The secret to digital success: putting the user first

Alistair Bruyns
Alistair Bruyns

Alistair Bruyns
VP operations and digital ­solutions, inVentiv ­Communications Canada 

If there is one thing that will make a mobile app or website fail, it is not putting the person (user) using the digital asset first.

Medical marketers do it all the time. They value efficacy, safety, indication, dosage, value proposition, key differentiators, product benefits, reasons to believe, patient stories, and brand guidelines more highly than they value patients (users).

They do. They focus on what they have to sell, what makes it better, why it is beneficial, who can buy it and why people should believe it.

And it hurts their bottom-line. Forrester reported in 2013 that 70% of digital projects fail because they lack user centricity.

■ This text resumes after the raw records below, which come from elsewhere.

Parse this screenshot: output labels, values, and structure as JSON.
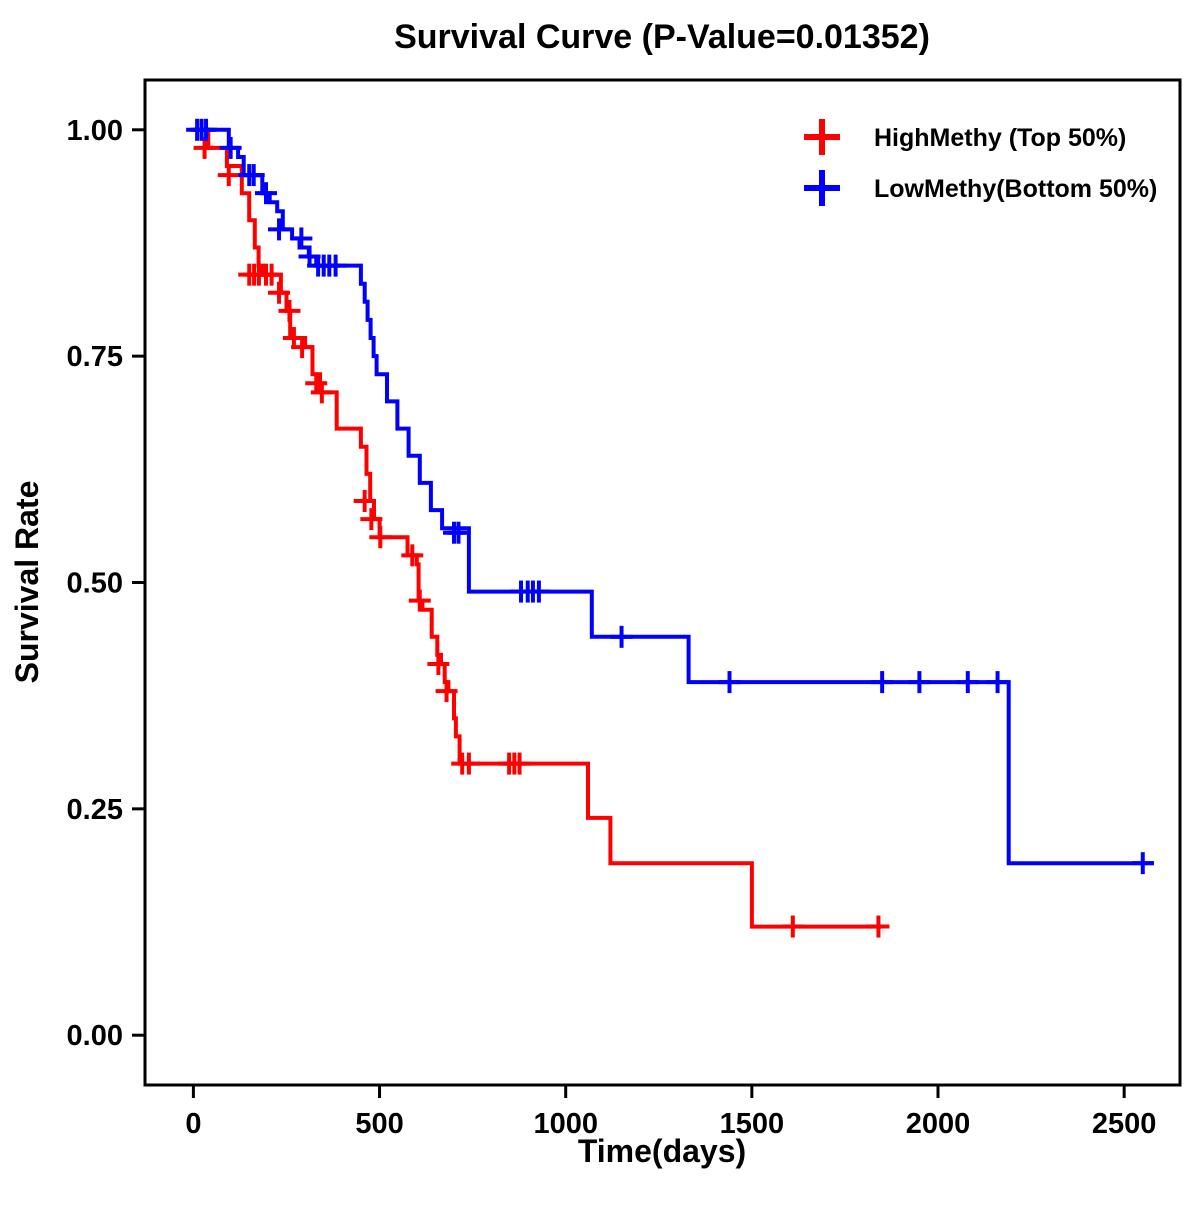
{
  "chart_data": {
    "type": "line",
    "subtype": "kaplan-meier-step",
    "title": "Survival Curve (P-Value=0.01352)",
    "xlabel": "Time(days)",
    "ylabel": "Survival Rate",
    "xlim": [
      -130,
      2650
    ],
    "ylim": [
      -0.055,
      1.055
    ],
    "xticks": [
      0,
      500,
      1000,
      1500,
      2000,
      2500
    ],
    "ytick_values": [
      0,
      0.25,
      0.5,
      0.75,
      1
    ],
    "ytick_labels": [
      "0.00",
      "0.25",
      "0.50",
      "0.75",
      "1.00"
    ],
    "grid": false,
    "legend_position": "top-right-inside",
    "frame_color": "#000000",
    "series": [
      {
        "name": "HighMethy (Top 50%)",
        "color": "#FF0000",
        "points": [
          [
            0,
            1.0
          ],
          [
            40,
            0.98
          ],
          [
            90,
            0.96
          ],
          [
            130,
            0.93
          ],
          [
            150,
            0.9
          ],
          [
            165,
            0.87
          ],
          [
            175,
            0.85
          ],
          [
            185,
            0.84
          ],
          [
            235,
            0.82
          ],
          [
            250,
            0.8
          ],
          [
            260,
            0.77
          ],
          [
            300,
            0.76
          ],
          [
            320,
            0.73
          ],
          [
            340,
            0.71
          ],
          [
            385,
            0.67
          ],
          [
            450,
            0.65
          ],
          [
            465,
            0.62
          ],
          [
            475,
            0.59
          ],
          [
            485,
            0.57
          ],
          [
            500,
            0.55
          ],
          [
            575,
            0.53
          ],
          [
            600,
            0.52
          ],
          [
            605,
            0.48
          ],
          [
            615,
            0.47
          ],
          [
            640,
            0.44
          ],
          [
            655,
            0.42
          ],
          [
            665,
            0.41
          ],
          [
            675,
            0.39
          ],
          [
            685,
            0.38
          ],
          [
            700,
            0.35
          ],
          [
            705,
            0.33
          ],
          [
            715,
            0.3
          ],
          [
            1060,
            0.24
          ],
          [
            1120,
            0.19
          ],
          [
            1500,
            0.12
          ],
          [
            1850,
            0.12
          ]
        ],
        "censors": [
          [
            30,
            0.98
          ],
          [
            95,
            0.95
          ],
          [
            150,
            0.84
          ],
          [
            163,
            0.84
          ],
          [
            176,
            0.84
          ],
          [
            195,
            0.84
          ],
          [
            210,
            0.84
          ],
          [
            230,
            0.82
          ],
          [
            258,
            0.8
          ],
          [
            270,
            0.77
          ],
          [
            292,
            0.76
          ],
          [
            330,
            0.72
          ],
          [
            345,
            0.71
          ],
          [
            460,
            0.59
          ],
          [
            478,
            0.57
          ],
          [
            502,
            0.55
          ],
          [
            588,
            0.53
          ],
          [
            608,
            0.48
          ],
          [
            658,
            0.41
          ],
          [
            680,
            0.38
          ],
          [
            722,
            0.3
          ],
          [
            740,
            0.3
          ],
          [
            848,
            0.3
          ],
          [
            862,
            0.3
          ],
          [
            876,
            0.3
          ],
          [
            1610,
            0.12
          ],
          [
            1840,
            0.12
          ]
        ]
      },
      {
        "name": "LowMethy(Bottom 50%)",
        "color": "#0000FF",
        "points": [
          [
            0,
            1.0
          ],
          [
            95,
            0.98
          ],
          [
            120,
            0.97
          ],
          [
            135,
            0.95
          ],
          [
            185,
            0.93
          ],
          [
            205,
            0.92
          ],
          [
            225,
            0.91
          ],
          [
            240,
            0.89
          ],
          [
            265,
            0.88
          ],
          [
            285,
            0.87
          ],
          [
            310,
            0.86
          ],
          [
            330,
            0.85
          ],
          [
            450,
            0.83
          ],
          [
            460,
            0.81
          ],
          [
            468,
            0.79
          ],
          [
            476,
            0.77
          ],
          [
            484,
            0.75
          ],
          [
            492,
            0.73
          ],
          [
            520,
            0.7
          ],
          [
            548,
            0.67
          ],
          [
            578,
            0.64
          ],
          [
            608,
            0.61
          ],
          [
            638,
            0.58
          ],
          [
            668,
            0.56
          ],
          [
            740,
            0.49
          ],
          [
            1070,
            0.44
          ],
          [
            1330,
            0.39
          ],
          [
            2190,
            0.19
          ],
          [
            2580,
            0.19
          ]
        ],
        "censors": [
          [
            10,
            1.0
          ],
          [
            22,
            1.0
          ],
          [
            34,
            1.0
          ],
          [
            100,
            0.98
          ],
          [
            150,
            0.95
          ],
          [
            162,
            0.95
          ],
          [
            195,
            0.93
          ],
          [
            230,
            0.89
          ],
          [
            290,
            0.88
          ],
          [
            312,
            0.86
          ],
          [
            335,
            0.85
          ],
          [
            350,
            0.85
          ],
          [
            365,
            0.85
          ],
          [
            382,
            0.85
          ],
          [
            700,
            0.555
          ],
          [
            712,
            0.555
          ],
          [
            880,
            0.49
          ],
          [
            898,
            0.49
          ],
          [
            912,
            0.49
          ],
          [
            928,
            0.49
          ],
          [
            1150,
            0.44
          ],
          [
            1440,
            0.39
          ],
          [
            1850,
            0.39
          ],
          [
            1950,
            0.39
          ],
          [
            2080,
            0.39
          ],
          [
            2160,
            0.39
          ],
          [
            2550,
            0.19
          ]
        ]
      }
    ]
  }
}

In my experience, an average website costs anything between $60K-$100K and a mobile app $100K-$140K. For a CEO to have seven out of 10 digital projects fail is absurd.

What's not absurd?

Putting the user first!

Macadamian 2013 found that brands that put the user first when building their digital assets experienced a 50% drop in user errors, increased usage of their websites by 30%, increased upselling by 15%, had 2.4 times more monetization of loyal customers than neutral ones, and a 37% increase in revenue.

So what's a “user,” marketers may ask?

A user is any person who interacts with something digital. This can be a website, a mobile app, an online banner advertisement, a social media page, or even a Google search link.

What is critical, though, is knowing what the user intention is.

In a nutshell, intention is the key driver of all digital behavior. An intention can be to read, write, share, submit, click, like, save, learn, search, listen, watch, browse, buy, sign-up, sample, download, upload, find, digest, interrogate, participate, mobilize, message and research—to name a few. And without knowing these, marketers are building digital assets to fail.

So, what can medical marketers do differently? Firstly, they can define how their patients/customers/physicians/users behave digitally. Secondly, they can spend the money understanding what the primary intentions of their users are. Thirdly, they can curate a digital experience that serves user intentions in a simple and convenient way. And fourthly, they can learn from user interactions and improve the experience iteratively.

This is the most effective way to set digital assets up for success. Instead of building in the hope they will come, rather, build with intention to know they will come.